The sense of boredom isn't just a result of our lack of interest in the subject matter, mind you. The actual design of the game is ludicrously unadventurous, and even when it threatens to shepherd the player in the direction of actual thought, it balks at the prospect and has one of the characters explain precisely what to do. When you've finished hitting the same button repeatedly to clobber block-men, followed the arrows between areas, or walked up to a tree to knock down fruit that replenishes the stock of health-apples you'd genuinely have to try in order to deplete, you're left fighting these bigger boss-blocks. They act in very basic patterns and the tools and methods required to destroy them aren't exactly hidden, but even so the game makes a point of telling you that you have to bonk one of them on the head or deflect rockets back at him, for example. The only time it's a challenge is when you are unavoidably shelled on the head by some pillock in a circular tank. Literally unavoidably.

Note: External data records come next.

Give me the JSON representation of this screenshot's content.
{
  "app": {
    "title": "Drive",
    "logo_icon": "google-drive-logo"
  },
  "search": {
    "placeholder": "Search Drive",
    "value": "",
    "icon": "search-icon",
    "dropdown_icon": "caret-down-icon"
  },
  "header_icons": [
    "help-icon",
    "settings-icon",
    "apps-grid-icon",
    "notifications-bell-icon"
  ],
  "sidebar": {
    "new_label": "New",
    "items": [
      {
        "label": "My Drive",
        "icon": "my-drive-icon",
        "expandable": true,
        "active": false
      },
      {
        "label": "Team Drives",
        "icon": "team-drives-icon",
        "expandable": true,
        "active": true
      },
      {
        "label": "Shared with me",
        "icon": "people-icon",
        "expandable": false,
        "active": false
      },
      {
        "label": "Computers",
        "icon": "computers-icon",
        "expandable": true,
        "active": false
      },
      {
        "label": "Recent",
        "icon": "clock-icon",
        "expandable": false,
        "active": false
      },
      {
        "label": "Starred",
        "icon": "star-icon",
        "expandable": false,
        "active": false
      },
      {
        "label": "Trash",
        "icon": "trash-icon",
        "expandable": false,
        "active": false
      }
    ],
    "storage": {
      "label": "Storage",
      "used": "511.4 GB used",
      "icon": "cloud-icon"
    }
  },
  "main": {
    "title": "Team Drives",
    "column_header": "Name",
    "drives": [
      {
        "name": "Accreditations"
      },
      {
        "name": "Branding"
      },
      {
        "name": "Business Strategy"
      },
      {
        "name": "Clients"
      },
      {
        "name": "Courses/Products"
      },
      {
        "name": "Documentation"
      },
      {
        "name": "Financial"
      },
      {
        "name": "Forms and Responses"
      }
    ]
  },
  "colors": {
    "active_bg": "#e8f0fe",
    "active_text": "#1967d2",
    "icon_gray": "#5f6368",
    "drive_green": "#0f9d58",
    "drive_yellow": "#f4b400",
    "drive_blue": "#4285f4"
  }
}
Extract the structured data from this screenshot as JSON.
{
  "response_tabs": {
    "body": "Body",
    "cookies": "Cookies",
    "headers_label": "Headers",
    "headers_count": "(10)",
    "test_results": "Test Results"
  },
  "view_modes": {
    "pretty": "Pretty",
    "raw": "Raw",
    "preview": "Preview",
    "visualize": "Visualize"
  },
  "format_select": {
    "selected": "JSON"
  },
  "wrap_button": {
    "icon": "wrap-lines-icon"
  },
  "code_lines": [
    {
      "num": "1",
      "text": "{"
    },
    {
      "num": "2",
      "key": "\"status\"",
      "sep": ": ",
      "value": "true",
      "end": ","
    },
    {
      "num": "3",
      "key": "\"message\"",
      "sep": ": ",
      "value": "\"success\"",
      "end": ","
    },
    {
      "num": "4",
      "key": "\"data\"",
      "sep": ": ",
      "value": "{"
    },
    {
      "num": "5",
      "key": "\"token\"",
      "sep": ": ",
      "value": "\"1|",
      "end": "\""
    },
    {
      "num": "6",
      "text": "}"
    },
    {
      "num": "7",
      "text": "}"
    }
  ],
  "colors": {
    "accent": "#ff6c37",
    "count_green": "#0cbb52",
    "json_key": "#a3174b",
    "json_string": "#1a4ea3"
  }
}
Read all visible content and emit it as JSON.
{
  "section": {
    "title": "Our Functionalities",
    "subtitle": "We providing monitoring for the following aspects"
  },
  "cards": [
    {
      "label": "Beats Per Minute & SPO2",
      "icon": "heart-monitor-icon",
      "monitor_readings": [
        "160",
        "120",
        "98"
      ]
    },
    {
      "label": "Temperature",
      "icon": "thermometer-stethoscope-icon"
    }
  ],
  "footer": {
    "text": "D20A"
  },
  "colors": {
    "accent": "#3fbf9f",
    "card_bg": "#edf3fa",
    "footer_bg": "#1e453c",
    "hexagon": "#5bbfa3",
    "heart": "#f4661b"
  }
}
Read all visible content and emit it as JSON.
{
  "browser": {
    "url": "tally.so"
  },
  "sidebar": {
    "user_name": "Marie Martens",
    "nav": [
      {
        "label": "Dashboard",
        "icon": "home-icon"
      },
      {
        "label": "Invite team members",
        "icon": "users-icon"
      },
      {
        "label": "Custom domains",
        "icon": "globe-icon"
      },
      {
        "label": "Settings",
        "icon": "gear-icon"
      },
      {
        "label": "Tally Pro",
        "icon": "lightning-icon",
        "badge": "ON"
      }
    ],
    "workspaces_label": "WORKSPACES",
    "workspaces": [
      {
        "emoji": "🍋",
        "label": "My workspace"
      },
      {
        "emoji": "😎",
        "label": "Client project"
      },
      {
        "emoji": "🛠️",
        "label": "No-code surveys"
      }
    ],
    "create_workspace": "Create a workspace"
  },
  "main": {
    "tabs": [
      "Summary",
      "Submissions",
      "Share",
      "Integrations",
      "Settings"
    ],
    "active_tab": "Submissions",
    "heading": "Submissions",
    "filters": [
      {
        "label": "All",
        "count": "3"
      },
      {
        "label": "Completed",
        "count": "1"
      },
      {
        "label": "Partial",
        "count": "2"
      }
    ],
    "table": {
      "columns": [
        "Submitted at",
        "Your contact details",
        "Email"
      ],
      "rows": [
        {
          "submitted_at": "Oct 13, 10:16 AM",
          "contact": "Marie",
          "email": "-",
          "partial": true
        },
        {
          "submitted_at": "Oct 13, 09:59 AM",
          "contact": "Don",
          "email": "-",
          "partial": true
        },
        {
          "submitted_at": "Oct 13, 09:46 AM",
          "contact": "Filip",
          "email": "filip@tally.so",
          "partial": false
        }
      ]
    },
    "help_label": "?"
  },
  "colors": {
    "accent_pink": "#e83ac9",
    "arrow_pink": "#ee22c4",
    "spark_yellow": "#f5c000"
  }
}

Indeed, just about the only things that are likely to threaten you in any way are actually down to poor design. The camera has to be ceaselessly re-centred with a shoulder button, and, even if you keep it under control, it still manages to completely disorientate you if you're fighting in close quarters. Meanwhile, brilliantly, some of the spring-like enemies that are key to defeating a mid-way boss spend most of their time trapped under him or in the scenery nearby. Collision detection in general is pretty woeful, actually. Oh, and before you start to worry, yes, there is a stealth section.
Come to think of it, we're not the only ones destined to be rather bored of the subject matter, either. The dialogue is so straightforward and uninvolving that most people would skip through it without even glancing at it. Most infants would, too. "I've decided to save the town from the Block Guardians," Kitty announces to her mother. "That's wonderful dear - we're all very proud of you," her previously shackled, caged and presumably soon-to-be-slaughtered mother responds. Have these people never seen Pokémon? Children actually have brains these days. This sort of straight-faced patronising gibberish just serves to slow down the process of evolution.
Hello Kitty's redeeming features can be summed up quite simply: it's extremely pink and straightforward, so the average three or four year-old will probably have no difficulty overcoming its obstacles. And, since there's a chance you'll have to watch them doing so, we might remark that the gentle loop of piano and strings that plays while you decide what to do on the "home" screen is serene and wonderfully soothing. We've actually left the game on in the background just to stop us banging our heads on the table as we write. It's doing its job rather well, as you can tell from the lack of head-splat-influenced sentence construction. Oh, sod it, someone's sat on the mute button. Aaaarrghkp'sdf'jlsdfz. Ahem.
Children. They are our future. Let us not shape them with tosh like this.